Francmaçonnerie
et Sociétés Secrètes
(suite)
VI(*)

Espagne. – « Nous avons dit qu’après l’invasion française de 1808, la franc-maçonnerie s’était reconstituée en Espagne, et qu’un grand-orient avait été établi à Madrid. Bien que cette autorité, qui avait un assez grand nombre d’ateliers sous sa dépendance dans la capitale et dans les provinces, fût composée de personnages marquants qui avaient adhéré au gouvernement de Joseph Napoléon, cependant le but qu’elle se proposait n’avait rien de politique, et elle se bornait à propager l’instruction parmi les classes inférieures du peuple et à faire des actes de pure bienfaisance. La chute de Joseph et le retour de Ferdinand amenèrent, comme on l’a vu, la suspension des travaux de ce corps et des loges qu’il avait instituées. En 1815 et en 1816, les mécontents qu’avait faits le nouveau régime, les hommes à idées libérales, des militaires revenus des prisons de France, et plusieurs chefs des joséfinos organisèrent des loges indépendantes et fondèrent à Madrid un grand-orient politique. Ce nouveau corps entoura ses opérations du plus profond secret ; il multiplia les ateliers dans les provinces et il se mit en rapport avec les rares loges de France qui s’occupaient de politique. Dans le nombre, celle des Sectateurs de Zoroastre donna l’initiation à beaucoup d’officiers espagnols résidant à Paris, notamment au capitaine de Quezada, le même qui, plus tard, favorisa l’évasion de Mina, que la police française gardait à vue. La révolution de l’île de Léon fut l’œuvre de la nouvelle maçonnerie espagnole, qui l’avait préparée depuis plusieurs années, sous la direction de Quiroga, de Riégo, et de cinq anciens députés aux cortès.

« Après la victoire, il s’éleva des prétentions rivales entre les membres de cette société ; Plusieurs s’en séparèrent et formèrent la confédération des chevaliers communeros, en mémoire de l’insurrection des communes, au temps de Charles-Quint, sous la conduite de Juan de Padilla. Les réunions de communeros prenaient le nom de torres, ou tours ; elles dépendaient, dans chaque province, d’une grande junte, présidée par un chevalier qui portait le titre de gran-castellano, grand-châtelain. La confédération avait pour but “d’encourager et de conserver, par tous les moyens, la liberté du genre humain ; de défendre de toutes ses forces les droits du peuple espagnol contre les abus du pouvoir arbitraire ; de secourir les nécessiteux, particulièrement s’ils étaient au nombre des confédérés.” L’Assemblée Suprême avait son siège à Madrid ; elle se formait des chevaliers communeros les plus anciens qui résidaient dans cette ville et des procuradores ou députés, nommés par les torres des provinces.
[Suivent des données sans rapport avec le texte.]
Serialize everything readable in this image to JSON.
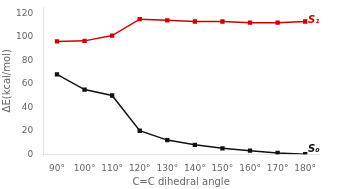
{
  "chart_data": {
    "type": "line",
    "xlabel": "C=C dihedral angle",
    "ylabel": "ΔE(kcal/mol)",
    "x": [
      90,
      100,
      110,
      120,
      130,
      140,
      150,
      160,
      170,
      180
    ],
    "series": [
      {
        "name": "S₁",
        "color": "#cc0000",
        "marker": "square",
        "line_style": "solid",
        "values": [
          96,
          96.5,
          101,
          115,
          114,
          113,
          113,
          112,
          112,
          113
        ]
      },
      {
        "name": "S₀",
        "color": "#111111",
        "marker": "square",
        "line_style": "solid",
        "values": [
          68,
          55,
          50,
          20,
          12,
          8,
          5,
          3,
          1,
          0
        ]
      }
    ],
    "annotations": [
      {
        "text": "S₁",
        "x": 181,
        "y": 114,
        "color": "#cc0000"
      },
      {
        "text": "S₀",
        "x": 181,
        "y": 4,
        "color": "#111111"
      }
    ],
    "xlim": [
      85,
      185
    ],
    "xticks": [
      {
        "value": 90,
        "label": "90°"
      },
      {
        "value": 100,
        "label": "100°"
      },
      {
        "value": 110,
        "label": "110°"
      },
      {
        "value": 120,
        "label": "120°"
      },
      {
        "value": 130,
        "label": "130°"
      },
      {
        "value": 140,
        "label": "140°"
      },
      {
        "value": 150,
        "label": "150°"
      },
      {
        "value": 160,
        "label": "160°"
      },
      {
        "value": 170,
        "label": "170°"
      },
      {
        "value": 180,
        "label": "180°"
      }
    ],
    "ylim": [
      0,
      125
    ],
    "yticks": [
      0,
      20,
      40,
      60,
      80,
      100,
      120
    ],
    "grid": false
  }
}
Cette assemblée réglait tout ce qui concernait la confédération et prenait toutes les délibérations capables d’assurer et d’augmenter sa puissance et de la conduire à son but.
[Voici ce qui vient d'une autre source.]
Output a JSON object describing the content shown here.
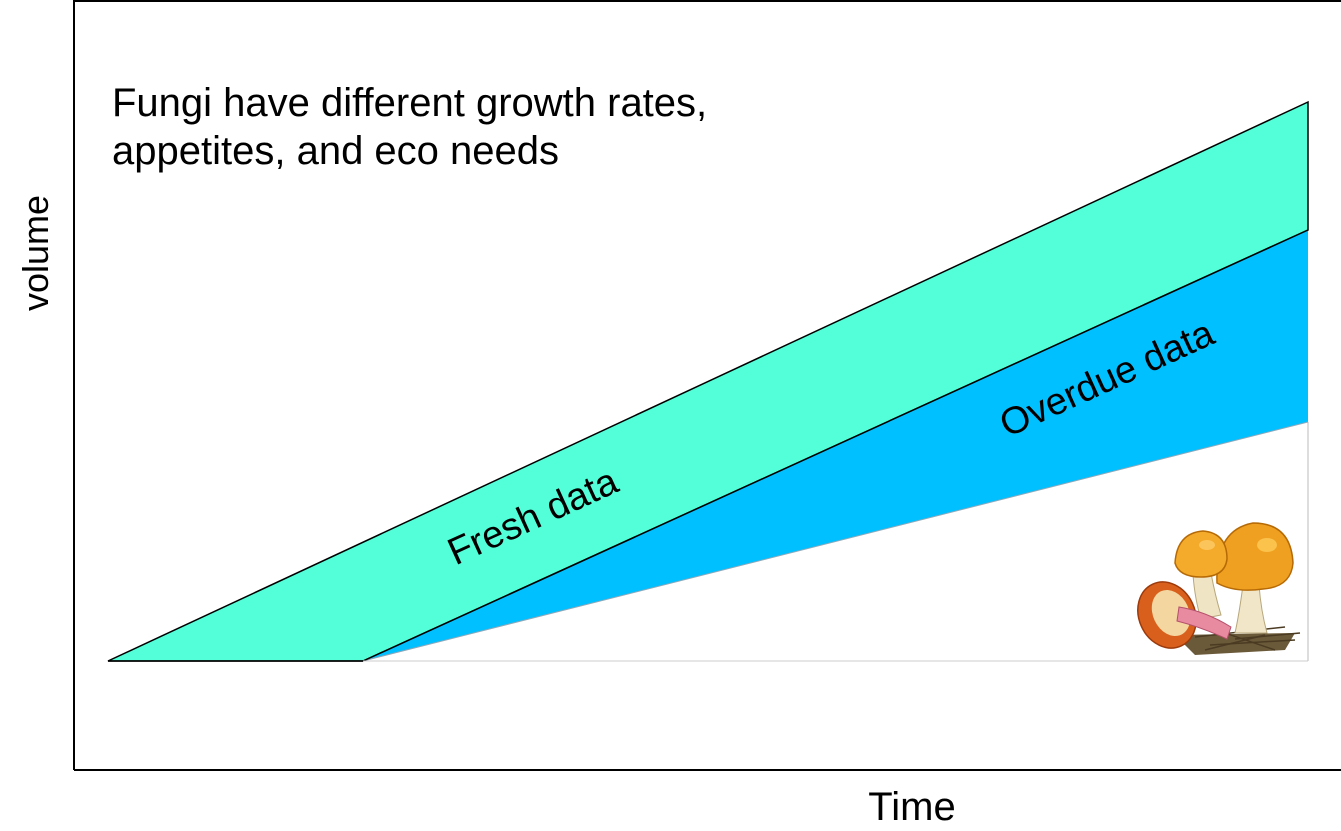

« Tout candidat devait être proposé par écrit. La proposition indiquait son nom, son âge, le lieu de sa naissance, sa demeure, l’emploi qu’il occupait, la fortune ou le traitement dont il jouissait. Une commission de police recueillait des informations sur le compte du postulant et donnait son avis sur l’admission ou le rejet. L’avis étant favorable, le gouverneur de la torre, dont les fonctions répondaient à celles de l’expert dans les loges maçonniques, allait, accompagné du chevalier proposant, chercher l’aspirant pour le présenter à la salle d’armes, c’est-à-dire au lieu d’assemblée. Il l’informait préalablement des obligations auxquelles il devait se soumettre ; et si le récipiendaire acceptait ces conditions, le proposant lui bandait les yeux et l’amenait dans cet état à l’entrée d’une première pièce. Là, il appelait le gouverneur, et la sentinelle avancée ayant crié qui vive ! il répondait : “Un citoyen qui s’est présenté aux ouvrages avancés sous drapeau de parlementaire, pour être admis dans les rangs de la confédération. — Qu’il vienne, disait la sentinelle, je vais le conduire au corps-de-garde de la place d’armes.” Au même instant, on entendait une voix qui ordonnait de baisser le pont-levis et de lever toutes les herses. Cette opération était simulée en faisant un grand bruit. Introduit dans le corps-de-garde, ou cabinet de réflexions, le récipiendaire y restait seul, après que la sentinelle, le visage couvert d’un masque, lui avait débandé les yeux. Ce corps-de-garde était décoré de trophées militaires et d’armures, quelques-unes ensanglantées. On lisait sur les murs des inscriptions en l’honneur des vertus civiques. Sur une table, il y avait une feuille de papier où l’on avait tracé les questions suivantes : “Quelles sont les obligations les plus sacrées d’un citoyen ? Quelle peine doit-on infliger à qui y manque ? Quelle récompense mériterait celui qui sacrifierait sa vie pour les remplir ?” Lorsque le récipiendaire avait écrit ses réponses, la sentinelle, qui veillait à la porte, les remettait au gouverneur, lequel les transmettait au châtelain, ou président, qui en donnait lecture à l’assemblée.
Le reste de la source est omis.